Hacker News new | ask | show | jobs
by tomerv 1666 days ago
Practically speaking, it is not a good advice to just treat log(n) as if it is constant. While it's true that log(n) is always small in practice, the conclusion should not be to ignore it, but rather to notice the constant factor. And in practice, usually data structures with O(log n) complexity also have a bigger hidden constant. For example, std::unordered_map is much faster in practice than std::map. Of course, this is not strictly correct, it's just a heuristics.
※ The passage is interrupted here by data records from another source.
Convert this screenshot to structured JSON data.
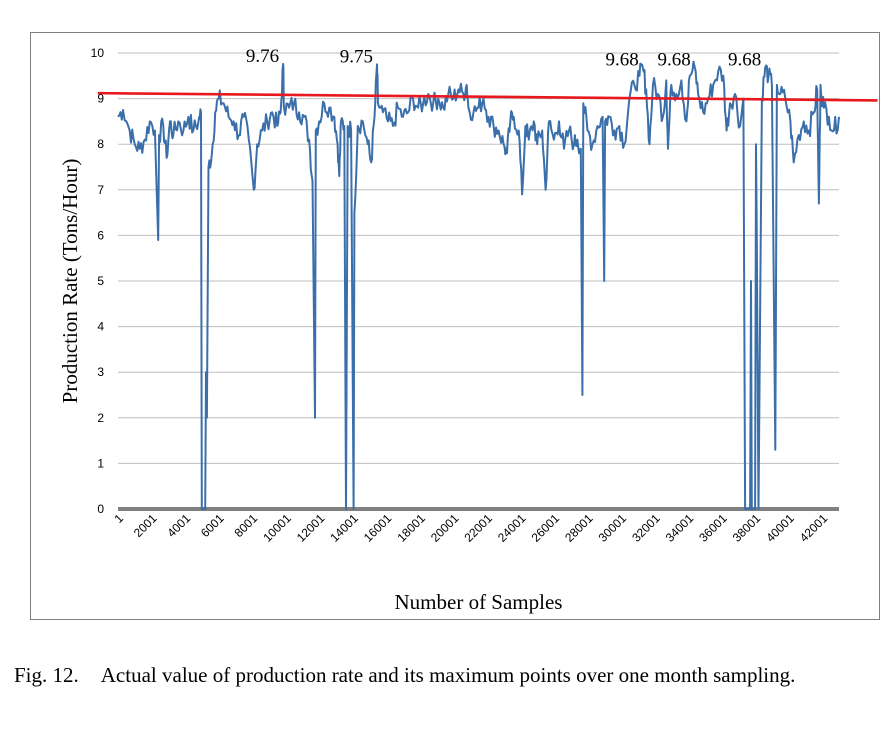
{
  "caption": {
    "number": "Fig. 12.",
    "text": "Actual value of production rate and its maximum points over one month sampling."
  },
  "chart_data": {
    "type": "line",
    "title": "",
    "xlabel": "Number of Samples",
    "ylabel": "Production Rate (Tons/Hour)",
    "xlim": [
      1,
      43001
    ],
    "ylim": [
      0,
      10
    ],
    "y_ticks": [
      "0",
      "1",
      "2",
      "3",
      "4",
      "5",
      "6",
      "7",
      "8",
      "9",
      "10"
    ],
    "x_ticks": [
      {
        "value": 1,
        "label": "1"
      },
      {
        "value": 2001,
        "label": "2001"
      },
      {
        "value": 4001,
        "label": "4001"
      },
      {
        "value": 6001,
        "label": "6001"
      },
      {
        "value": 8001,
        "label": "8001"
      },
      {
        "value": 10001,
        "label": "10001"
      },
      {
        "value": 12001,
        "label": "12001"
      },
      {
        "value": 14001,
        "label": "14001"
      },
      {
        "value": 16001,
        "label": "16001"
      },
      {
        "value": 18001,
        "label": "18001"
      },
      {
        "value": 20001,
        "label": "20001"
      },
      {
        "value": 22001,
        "label": "22001"
      },
      {
        "value": 24001,
        "label": "24001"
      },
      {
        "value": 26001,
        "label": "26001"
      },
      {
        "value": 28001,
        "label": "28001"
      },
      {
        "value": 30001,
        "label": "30001"
      },
      {
        "value": 32001,
        "label": "32001"
      },
      {
        "value": 34001,
        "label": "34001"
      },
      {
        "value": 36001,
        "label": "36001"
      },
      {
        "value": 38001,
        "label": "38001"
      },
      {
        "value": 40001,
        "label": "40001"
      },
      {
        "value": 42001,
        "label": "42001"
      }
    ],
    "grid": true,
    "colors": {
      "series": "#3b6faa",
      "trend": "#e8191e",
      "grid": "#bfbfbf",
      "axis": "#808080"
    },
    "series": [
      {
        "points": [
          [
            1,
            8.6
          ],
          [
            300,
            8.75
          ],
          [
            700,
            8.3
          ],
          [
            1000,
            8.0
          ],
          [
            1300,
            7.9
          ],
          [
            1600,
            8.1
          ],
          [
            1900,
            8.5
          ],
          [
            2200,
            8.3
          ],
          [
            2400,
            5.9
          ],
          [
            2450,
            8.2
          ],
          [
            2700,
            8.4
          ],
          [
            2900,
            7.7
          ],
          [
            3100,
            8.5
          ],
          [
            3300,
            8.2
          ],
          [
            3600,
            8.5
          ],
          [
            3900,
            8.3
          ],
          [
            4200,
            8.6
          ],
          [
            4500,
            8.3
          ],
          [
            4800,
            8.5
          ],
          [
            4950,
            8.7
          ],
          [
            5000,
            0.0
          ],
          [
            5200,
            0.0
          ],
          [
            5250,
            3.0
          ],
          [
            5300,
            2.0
          ],
          [
            5400,
            7.5
          ],
          [
            5600,
            7.8
          ],
          [
            5800,
            8.7
          ],
          [
            6000,
            9.0
          ],
          [
            6300,
            8.9
          ],
          [
            6600,
            8.6
          ],
          [
            6900,
            8.5
          ],
          [
            7200,
            8.2
          ],
          [
            7500,
            8.6
          ],
          [
            7800,
            8.1
          ],
          [
            8100,
            7.0
          ],
          [
            8300,
            8.0
          ],
          [
            8600,
            8.3
          ],
          [
            8900,
            8.5
          ],
          [
            9200,
            8.7
          ],
          [
            9500,
            8.4
          ],
          [
            9700,
            8.7
          ],
          [
            9850,
            9.76
          ],
          [
            9900,
            8.8
          ],
          [
            10200,
            8.8
          ],
          [
            10500,
            8.9
          ],
          [
            10800,
            8.7
          ],
          [
            11100,
            8.6
          ],
          [
            11400,
            8.1
          ],
          [
            11600,
            7.2
          ],
          [
            11750,
            2.0
          ],
          [
            11800,
            8.3
          ],
          [
            12000,
            8.5
          ],
          [
            12300,
            8.9
          ],
          [
            12600,
            8.8
          ],
          [
            12900,
            8.6
          ],
          [
            13100,
            8.0
          ],
          [
            13200,
            7.3
          ],
          [
            13300,
            8.5
          ],
          [
            13500,
            8.4
          ],
          [
            13600,
            0.0
          ],
          [
            13700,
            8.4
          ],
          [
            13900,
            8.3
          ],
          [
            14050,
            0.0
          ],
          [
            14100,
            6.5
          ],
          [
            14300,
            8.4
          ],
          [
            14600,
            8.5
          ],
          [
            14900,
            8.0
          ],
          [
            15100,
            7.6
          ],
          [
            15300,
            8.6
          ],
          [
            15450,
            9.75
          ],
          [
            15500,
            8.9
          ],
          [
            15800,
            8.7
          ],
          [
            16100,
            8.5
          ],
          [
            16400,
            8.4
          ],
          [
            16700,
            8.8
          ],
          [
            17000,
            8.6
          ],
          [
            17300,
            8.7
          ],
          [
            17600,
            9.0
          ],
          [
            17900,
            8.8
          ],
          [
            18200,
            8.9
          ],
          [
            18500,
            9.1
          ],
          [
            18800,
            8.9
          ],
          [
            19100,
            9.0
          ],
          [
            19400,
            8.8
          ],
          [
            19700,
            9.1
          ],
          [
            20000,
            9.0
          ],
          [
            20300,
            9.2
          ],
          [
            20600,
            9.1
          ],
          [
            20800,
            9.3
          ],
          [
            20900,
            8.8
          ],
          [
            21200,
            8.7
          ],
          [
            21500,
            8.8
          ],
          [
            21800,
            9.0
          ],
          [
            22100,
            8.6
          ],
          [
            22400,
            8.4
          ],
          [
            22700,
            8.3
          ],
          [
            23000,
            8.0
          ],
          [
            23200,
            7.8
          ],
          [
            23400,
            8.5
          ],
          [
            23600,
            8.6
          ],
          [
            23900,
            8.3
          ],
          [
            24100,
            6.9
          ],
          [
            24300,
            8.4
          ],
          [
            24500,
            8.1
          ],
          [
            24800,
            8.5
          ],
          [
            25000,
            8.0
          ],
          [
            25300,
            8.3
          ],
          [
            25500,
            7.0
          ],
          [
            25700,
            8.5
          ],
          [
            26000,
            8.1
          ],
          [
            26300,
            8.5
          ],
          [
            26600,
            7.9
          ],
          [
            26900,
            8.3
          ],
          [
            27200,
            8.0
          ],
          [
            27400,
            8.1
          ],
          [
            27600,
            7.9
          ],
          [
            27700,
            2.5
          ],
          [
            27750,
            8.9
          ],
          [
            28000,
            8.3
          ],
          [
            28300,
            8.0
          ],
          [
            28600,
            8.4
          ],
          [
            28900,
            8.6
          ],
          [
            29000,
            5.0
          ],
          [
            29050,
            8.5
          ],
          [
            29300,
            8.6
          ],
          [
            29600,
            8.3
          ],
          [
            29900,
            8.4
          ],
          [
            30200,
            8.0
          ],
          [
            30500,
            9.0
          ],
          [
            30800,
            9.3
          ],
          [
            31100,
            9.5
          ],
          [
            31300,
            9.68
          ],
          [
            31500,
            9.2
          ],
          [
            31700,
            8.0
          ],
          [
            31900,
            9.3
          ],
          [
            32200,
            9.1
          ],
          [
            32500,
            8.6
          ],
          [
            32700,
            9.4
          ],
          [
            32800,
            7.9
          ],
          [
            33000,
            9.3
          ],
          [
            33300,
            9.1
          ],
          [
            33600,
            9.4
          ],
          [
            33900,
            8.5
          ],
          [
            34100,
            9.5
          ],
          [
            34400,
            9.68
          ],
          [
            34600,
            9.1
          ],
          [
            34900,
            8.7
          ],
          [
            35200,
            9.0
          ],
          [
            35500,
            9.3
          ],
          [
            35800,
            9.6
          ],
          [
            36100,
            9.5
          ],
          [
            36300,
            8.3
          ],
          [
            36500,
            8.9
          ],
          [
            36800,
            9.1
          ],
          [
            37100,
            8.4
          ],
          [
            37300,
            9.0
          ],
          [
            37400,
            0.0
          ],
          [
            37700,
            0.0
          ],
          [
            37750,
            5.0
          ],
          [
            37800,
            0.0
          ],
          [
            38000,
            0.0
          ],
          [
            38050,
            8.0
          ],
          [
            38100,
            6.0
          ],
          [
            38200,
            0.0
          ],
          [
            38300,
            4.5
          ],
          [
            38400,
            9.0
          ],
          [
            38600,
            9.68
          ],
          [
            38800,
            9.5
          ],
          [
            39000,
            9.3
          ],
          [
            39200,
            1.3
          ],
          [
            39300,
            9.3
          ],
          [
            39500,
            9.1
          ],
          [
            39800,
            9.0
          ],
          [
            40100,
            8.5
          ],
          [
            40300,
            7.6
          ],
          [
            40600,
            8.2
          ],
          [
            40900,
            8.5
          ],
          [
            41200,
            8.3
          ],
          [
            41500,
            8.7
          ],
          [
            41700,
            9.2
          ],
          [
            41800,
            6.7
          ],
          [
            41900,
            9.3
          ],
          [
            42100,
            8.8
          ],
          [
            42400,
            8.6
          ],
          [
            42700,
            8.3
          ],
          [
            43000,
            8.6
          ]
        ]
      }
    ],
    "trend_line": {
      "x": [
        -1200,
        45300
      ],
      "y": [
        9.12,
        8.96
      ]
    },
    "annotations": [
      {
        "text": "9.76",
        "x": 9850,
        "y": 9.76
      },
      {
        "text": "9.75",
        "x": 15450,
        "y": 9.75
      },
      {
        "text": "9.68",
        "x": 31300,
        "y": 9.68
      },
      {
        "text": "9.68",
        "x": 34400,
        "y": 9.68
      },
      {
        "text": "9.68",
        "x": 38600,
        "y": 9.68
      }
    ]
  }
}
Quicksort with its O(log n) [Edit: O(n log n)] complexity is a counter-example to this.
4 comments

To be clear, that is not the advice I'm giving -- but rather, when your performance looks like p*log n + q, if q is much greater than p/40 -- that is, the constant term dwarfs the logarithmic term -- then it is safe to consider it constant.
> p*log n + q, if q is much greater than p/40 -- that is, the constant term dwarfs the logarithmic term

I think you meant to say "if q is much greater than p TIMES 40".
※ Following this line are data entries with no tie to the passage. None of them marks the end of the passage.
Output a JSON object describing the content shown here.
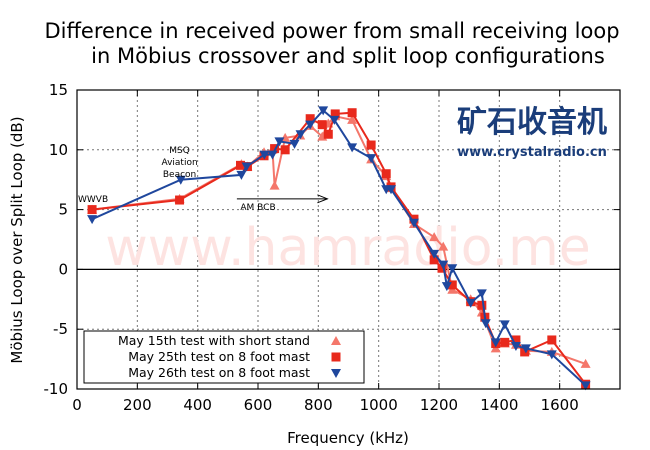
{
  "chart_data": {
    "type": "line",
    "title_lines": [
      "Difference in received power from small receiving loop",
      "in Möbius crossover and split loop configurations"
    ],
    "xlabel": "Frequency (kHz)",
    "ylabel": "Möbius Loop over Split Loop (dB)",
    "xlim": [
      0,
      1800
    ],
    "ylim": [
      -10,
      15
    ],
    "xticks": [
      0,
      200,
      400,
      600,
      800,
      1000,
      1200,
      1400,
      1600
    ],
    "yticks": [
      -10,
      -5,
      0,
      5,
      10,
      15
    ],
    "grid": true,
    "legend_position": "bottom-left",
    "series": [
      {
        "name": "May 15th test with short stand",
        "color": "#f4776b",
        "marker": "triangle-up",
        "x": [
          50,
          340,
          545,
          565,
          620,
          648,
          655,
          690,
          740,
          773,
          813,
          833,
          856,
          912,
          975,
          1025,
          1041,
          1117,
          1184,
          1214,
          1244,
          1305,
          1342,
          1388,
          1418,
          1455,
          1488,
          1574,
          1686
        ],
        "y": [
          5.0,
          5.9,
          8.8,
          8.6,
          9.8,
          10.0,
          7.0,
          11.0,
          11.2,
          12.0,
          11.1,
          12.2,
          12.8,
          12.5,
          9.2,
          7.8,
          6.8,
          3.8,
          2.7,
          1.9,
          -1.7,
          -2.5,
          -3.6,
          -6.6,
          -6.2,
          -6.3,
          -6.8,
          -6.9,
          -7.9
        ]
      },
      {
        "name": "May 25th test on 8 foot mast",
        "color": "#e8291c",
        "marker": "square",
        "x": [
          50,
          340,
          542,
          565,
          620,
          655,
          690,
          773,
          813,
          833,
          856,
          912,
          975,
          1025,
          1041,
          1117,
          1184,
          1210,
          1244,
          1305,
          1342,
          1352,
          1388,
          1418,
          1455,
          1484,
          1574,
          1686
        ],
        "y": [
          5.0,
          5.8,
          8.7,
          8.6,
          9.5,
          10.1,
          10.0,
          12.6,
          12.1,
          11.3,
          13.0,
          13.1,
          10.4,
          8.0,
          6.9,
          4.2,
          0.8,
          0.1,
          -1.3,
          -2.7,
          -3.0,
          -4.0,
          -6.2,
          -6.1,
          -5.9,
          -6.9,
          -5.9,
          -9.6
        ]
      },
      {
        "name": "May 26th test on 8 foot mast",
        "color": "#1f479d",
        "marker": "triangle-down",
        "x": [
          50,
          344,
          545,
          562,
          621,
          648,
          671,
          721,
          741,
          773,
          816,
          853,
          912,
          975,
          1025,
          1041,
          1117,
          1184,
          1214,
          1226,
          1244,
          1305,
          1342,
          1355,
          1388,
          1418,
          1455,
          1488,
          1574,
          1686
        ],
        "y": [
          4.2,
          7.5,
          7.9,
          8.6,
          9.6,
          9.6,
          10.7,
          10.5,
          11.3,
          12.1,
          13.3,
          12.5,
          10.2,
          9.3,
          6.7,
          6.7,
          3.9,
          1.3,
          0.4,
          -1.4,
          0.1,
          -2.8,
          -2.0,
          -4.5,
          -6.1,
          -4.6,
          -6.4,
          -6.6,
          -7.1,
          -9.7
        ]
      }
    ],
    "annotations": [
      {
        "text": "WWVB",
        "x": 50,
        "y": 5.9
      },
      {
        "text_lines": [
          "MSQ",
          "Aviation",
          "Beacon"
        ],
        "x": 340,
        "y": 9.5
      },
      {
        "text": "AM BCB",
        "x": 600,
        "y": 5.2,
        "arrow_from": 530,
        "arrow_to": 830,
        "arrow_y": 5.9
      }
    ]
  },
  "watermark": "www.hamradio.me",
  "logo": {
    "chinese": "矿石收音机",
    "url": "www.crystalradio.cn"
  }
}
Ah good catch, yes you are correct.
That seems like a pretty good argument _for_ treating it as constant though and just shifting your focus to how large the constants actually are.
In a virtual memory system, random access to an array of size n takes O(log n) time, and the constant factors in that O(log n) are also nontrivial. Algorithms that do O(log n) computation with O(log n) independent elements tend to take O(log^2 n) time, while those that do O(log n) computation with O(log n) contiguous elements or O(log n) iterations with O(1) elements still take O(log n) time. If the constant factors are small enough, it can be hard to distinguish the latter two from algorithms doing O(1) computation with O(1) elements.
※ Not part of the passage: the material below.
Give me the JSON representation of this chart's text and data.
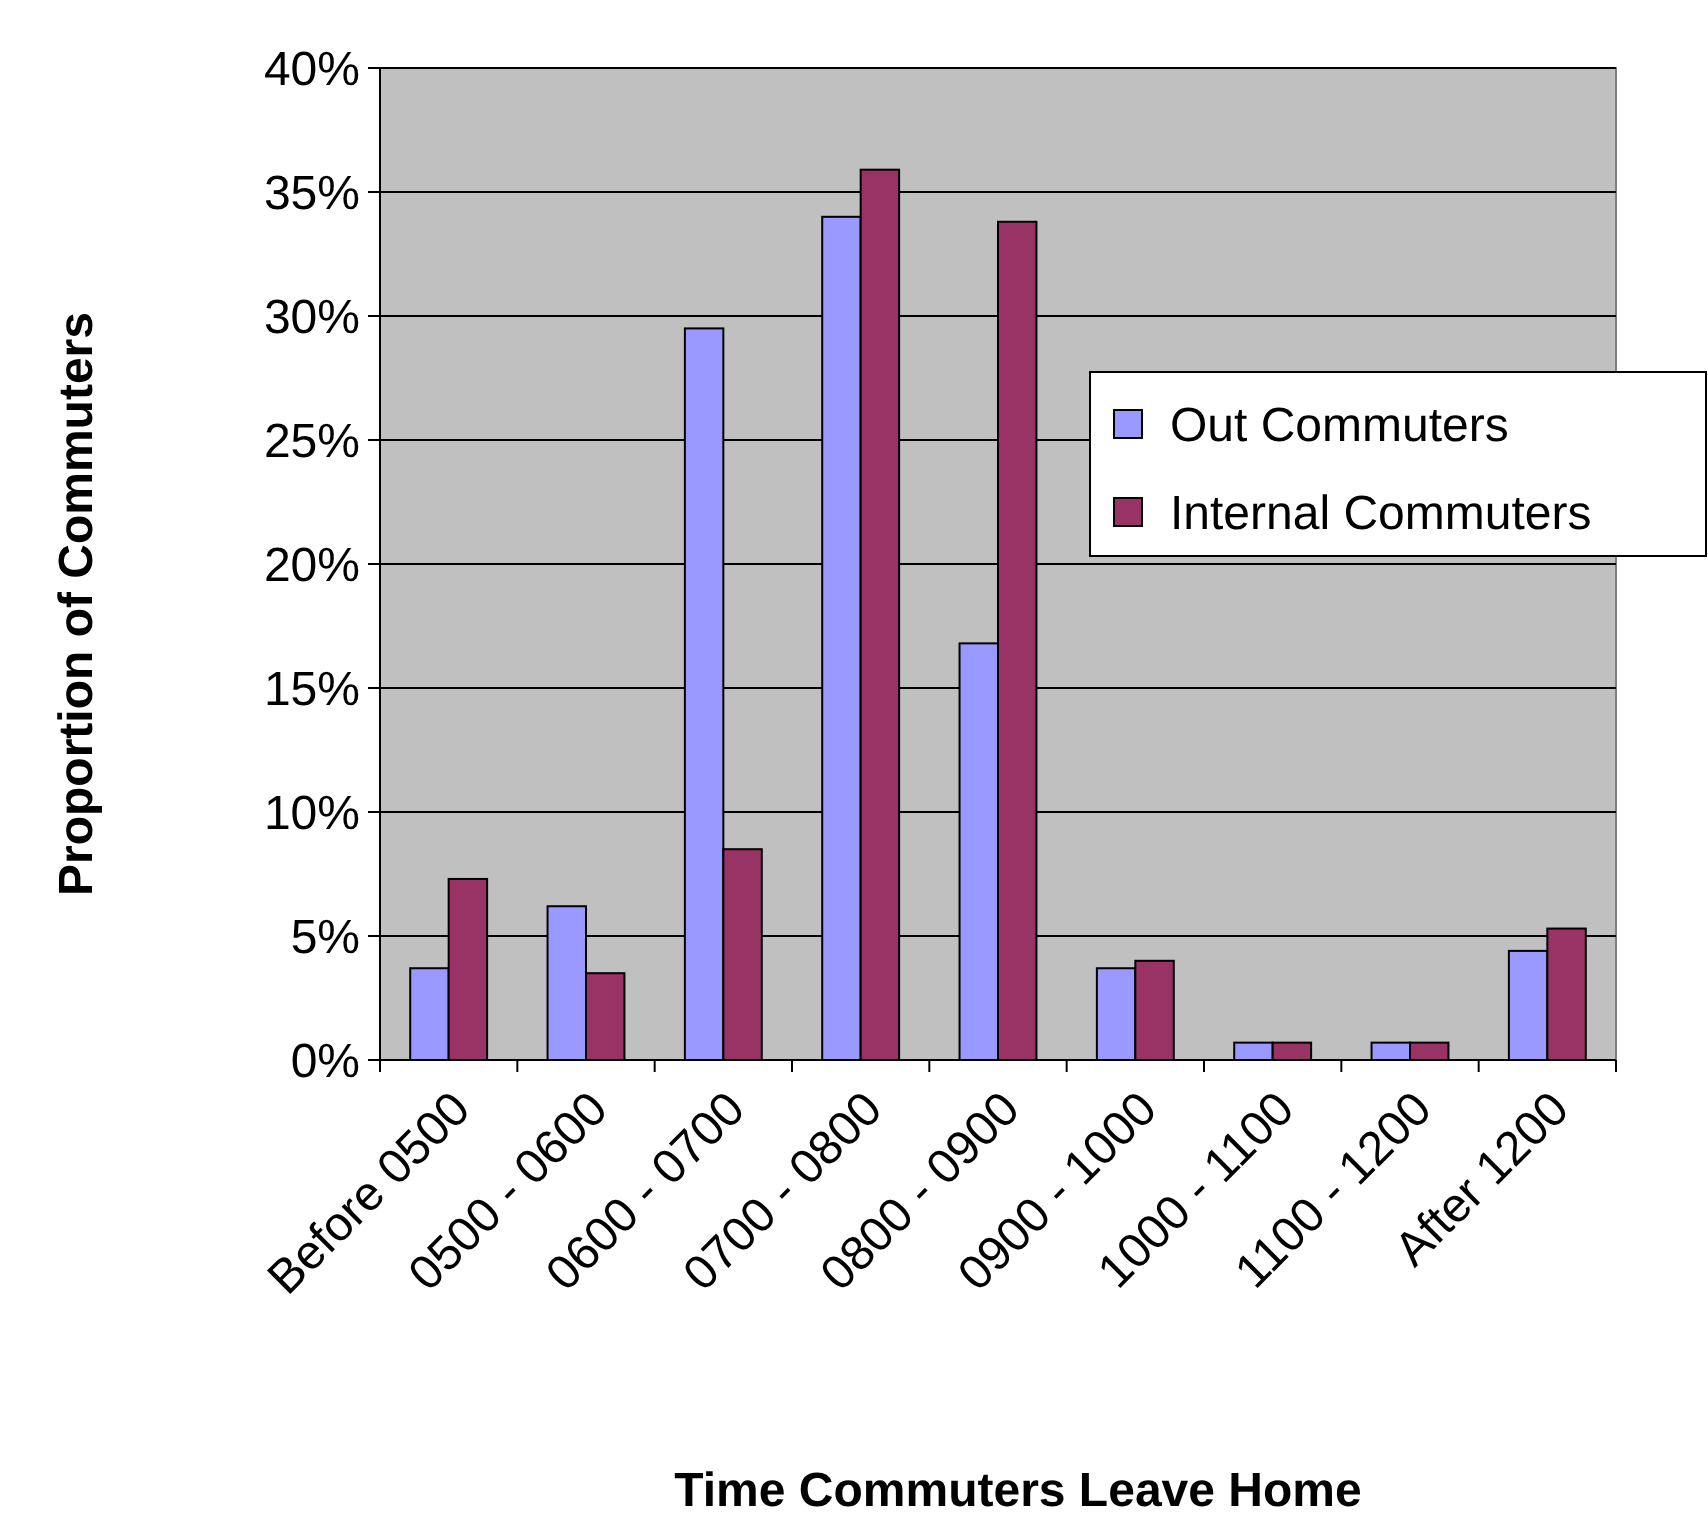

In practice, for any memory system with caches and limited by the speed of light, random (unpredictable) access to an array of size n takes much closer to O(sqrt(n)), not O(log(n)). There's an excellent article discussing this that you can search for, and it holds both in emperical tests on modern hardware and in the theoretical physical limit.
That depends on your perspective. If multiple levels of memory hierarchy are relevant (such as when scaling from 1 MiB to 1 GiB), you will see something resembling O(sqrt(n)). If you remain within the same level (e.g. from 1 GiB to 1 TiB), the scaling resembles O(log n) more closely. Or, in other words, it depends on whether you assume that cache size grows with n or is independent of it.
And of course, nothing is important until you’ve profiled your code and measured that it is.